I believe that I am an addict, I made a lot of bad decisions in my life. But the worst was my decision to start using drugs. From the day that I started using to now I have loved it. And at times I would do just about anything to get it, I have done just about everything except sell my body. I stole from the people I love to get what I needed. Using drugs went from only on the weekends, to a couple times a week, to everyday. The worst part is, is I didn’t see that it was consuming so much of my life.
There came a point where just smoking weed wasn’t enough anymore, and that’s when i should have walked away. I was 16 when I did heroin the first time. But it wasn’t until a year later when I started shooting up. My best friend and I did everything together and this was no different. We were hooked, she more than I, our lives revolved around getting high. I remember the days we couldn’t get it, she would shake and cry because her body ached for it so bad. I hated seeing her sick, all I could do nothing to help her.

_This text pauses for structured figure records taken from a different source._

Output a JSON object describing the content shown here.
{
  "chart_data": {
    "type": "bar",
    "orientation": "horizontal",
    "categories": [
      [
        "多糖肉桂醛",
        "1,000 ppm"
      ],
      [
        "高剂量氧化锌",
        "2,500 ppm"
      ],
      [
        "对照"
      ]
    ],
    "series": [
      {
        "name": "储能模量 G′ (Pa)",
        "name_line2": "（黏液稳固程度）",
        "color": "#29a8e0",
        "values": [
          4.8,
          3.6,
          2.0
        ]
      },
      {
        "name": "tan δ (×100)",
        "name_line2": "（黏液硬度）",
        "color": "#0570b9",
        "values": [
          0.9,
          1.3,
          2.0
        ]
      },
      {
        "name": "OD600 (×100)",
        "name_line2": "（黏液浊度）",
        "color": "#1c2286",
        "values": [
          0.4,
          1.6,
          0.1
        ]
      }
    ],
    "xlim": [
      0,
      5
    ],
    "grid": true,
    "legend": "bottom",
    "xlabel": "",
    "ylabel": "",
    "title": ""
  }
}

It was the worst thing that I have ever seen. When I could I would get her what she needed. We spent our summer days inside. Most of the time we were so high that we couldn’t move, but to us that was the best part of the day. At that moment we could finally just close our eyes and breathe. Looking back now the worst part for me is that I helped my best friend kill herself. I provided her with the drug that was sucking her dry. At that point in time I thought I was helping her.

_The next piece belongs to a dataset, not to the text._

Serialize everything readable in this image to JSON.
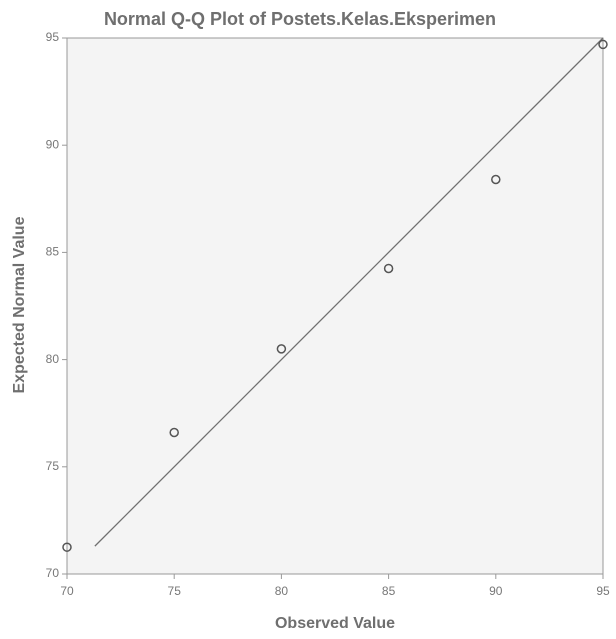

We have always depended on each other but this time we depended on something else. We both are not using heroin anymore, and have come out on the other side of that addiction. We both know that if it were placed in front of us we could not say no. Addiction has taken a lot from me. I have lost the trust of my Parents and my freedom I ounce had. My best friend and I can not hangout outside of school, were just not good for each other to be around. But most of all I lost respect for myself.